Unkritische Einnahme von Schmerzmitteln

Oft schlucken Patienten Schmerzmittel, obwohl sie mehr Nebenwirkungen als Nutzen verspüren. Der überbordende Gebrauch von Schmerzmedikamenten ist ungezielt, unnötig, schädlich und natürlich auch sehr teuer.

Weg mit den „Medikamentencocktails“

Weniger ist häufig besser. Das gilt auch für Medikamente. Nicht selten sehen wir Patienten mit einer langen Medikamentenliste. Mit der Einnahme von mehr als sechs verschiedenen Medikamenten steigt aber das Risiko von Wechsel- und Nebenwirkungen exponentiell an. Die falsche Kombination von Medikament führt zu einer ungenügenden Wirkung und gleichzeitig Potenzierung (Verstärkung) von Nebenwirkungen.

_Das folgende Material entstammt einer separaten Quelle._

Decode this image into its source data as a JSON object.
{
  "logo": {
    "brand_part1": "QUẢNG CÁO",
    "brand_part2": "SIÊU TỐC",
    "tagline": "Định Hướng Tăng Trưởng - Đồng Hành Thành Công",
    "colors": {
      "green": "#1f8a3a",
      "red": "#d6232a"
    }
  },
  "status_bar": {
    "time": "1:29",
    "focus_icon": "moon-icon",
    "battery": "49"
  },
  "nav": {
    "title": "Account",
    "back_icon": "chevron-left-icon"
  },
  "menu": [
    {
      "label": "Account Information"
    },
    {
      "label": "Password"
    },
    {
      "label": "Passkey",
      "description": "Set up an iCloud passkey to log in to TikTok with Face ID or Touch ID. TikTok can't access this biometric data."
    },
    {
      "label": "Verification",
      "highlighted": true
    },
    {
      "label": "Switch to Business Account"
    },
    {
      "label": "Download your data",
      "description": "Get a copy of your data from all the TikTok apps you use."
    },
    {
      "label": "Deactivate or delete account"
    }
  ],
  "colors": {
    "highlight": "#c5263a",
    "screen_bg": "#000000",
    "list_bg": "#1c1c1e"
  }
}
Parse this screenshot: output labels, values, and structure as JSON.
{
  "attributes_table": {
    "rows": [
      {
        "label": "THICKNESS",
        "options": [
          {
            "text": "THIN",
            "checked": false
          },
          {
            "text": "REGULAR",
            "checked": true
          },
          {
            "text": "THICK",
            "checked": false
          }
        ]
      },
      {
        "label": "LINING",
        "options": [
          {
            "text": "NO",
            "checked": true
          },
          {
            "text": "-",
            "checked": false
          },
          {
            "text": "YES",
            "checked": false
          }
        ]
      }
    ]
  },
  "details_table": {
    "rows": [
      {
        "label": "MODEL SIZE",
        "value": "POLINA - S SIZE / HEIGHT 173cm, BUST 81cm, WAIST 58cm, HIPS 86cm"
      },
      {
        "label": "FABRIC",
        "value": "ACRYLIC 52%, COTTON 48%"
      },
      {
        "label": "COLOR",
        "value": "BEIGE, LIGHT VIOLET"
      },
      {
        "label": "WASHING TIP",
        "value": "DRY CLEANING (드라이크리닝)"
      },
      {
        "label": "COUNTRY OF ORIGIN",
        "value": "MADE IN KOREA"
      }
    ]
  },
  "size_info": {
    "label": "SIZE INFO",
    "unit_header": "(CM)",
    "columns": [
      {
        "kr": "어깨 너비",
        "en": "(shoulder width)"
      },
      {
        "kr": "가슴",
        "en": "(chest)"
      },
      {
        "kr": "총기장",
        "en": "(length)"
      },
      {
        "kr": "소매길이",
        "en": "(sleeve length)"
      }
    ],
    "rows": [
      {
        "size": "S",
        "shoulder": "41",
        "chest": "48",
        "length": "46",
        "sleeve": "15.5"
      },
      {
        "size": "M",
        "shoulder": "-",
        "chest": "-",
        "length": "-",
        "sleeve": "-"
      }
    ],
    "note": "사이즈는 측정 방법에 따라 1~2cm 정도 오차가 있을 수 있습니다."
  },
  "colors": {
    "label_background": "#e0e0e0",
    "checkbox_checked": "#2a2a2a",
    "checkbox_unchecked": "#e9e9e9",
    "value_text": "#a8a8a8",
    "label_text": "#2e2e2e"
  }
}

Die gängigsten Schmerzmittel (nicht-steroidale Antirheumatika) werden von Patienten oft sorglos eingenommen. Dabei sind  ihre Nebenwirkungen nicht zu unterschätzen:

  • Veränderung der Magenschleimhaut mit Bildung von Magengeschwüren und potentiell lebensgefährlichen Magenblutungen
  • der langfristige Gebrauch kann Nierenschäden verursachen
  • Analgetika induzierte Kopfschmerzen (bei übermässigem Gebrauch von Schmerzmittel)

 

Nicht-steroidale Antirheumatika

Die Verwendung dieser Medikamentengruppe erfordert den Einsatz von Magenschutz-Präparaten (Protonenpumpenhemmer). Dieser Magenschutz wiederum blockiert die antibakterielle Schutzfunktion der Magenschleimhaut, was zu Infektionen mit dem Clostridium difficile Beakterium führen kann. Mit anderen Worten: ein Schmerzmedikament löst ein Problem, durch die hervorgerufenen Nebenwirkungen ergeben sich aber im ungünstigsten Fall gleich mehrere, andere Probleme.

Opiate

Starke Schmermittel der Opiatgruppe haben wohl eine hervorragende  Organverträglichkeit, können aber besonders bei Therapiebeginn vielfältige, unerwünschte Nebenwirkungen wie Müdigkeit, Übelkeit, Schwindel, Konzentrations-schwächen, Stuhlgangstörungen verursachen.

Psychopharmaka

Besonders bei Nervenschmerzen werden Opiaten gerne mit Präparaten wie Psychopharmaka oder Antiepileptika kombiniert. Diese potente Kombination führt oft zur zusätzlichen Beeinträchtigung der Lebensqualität.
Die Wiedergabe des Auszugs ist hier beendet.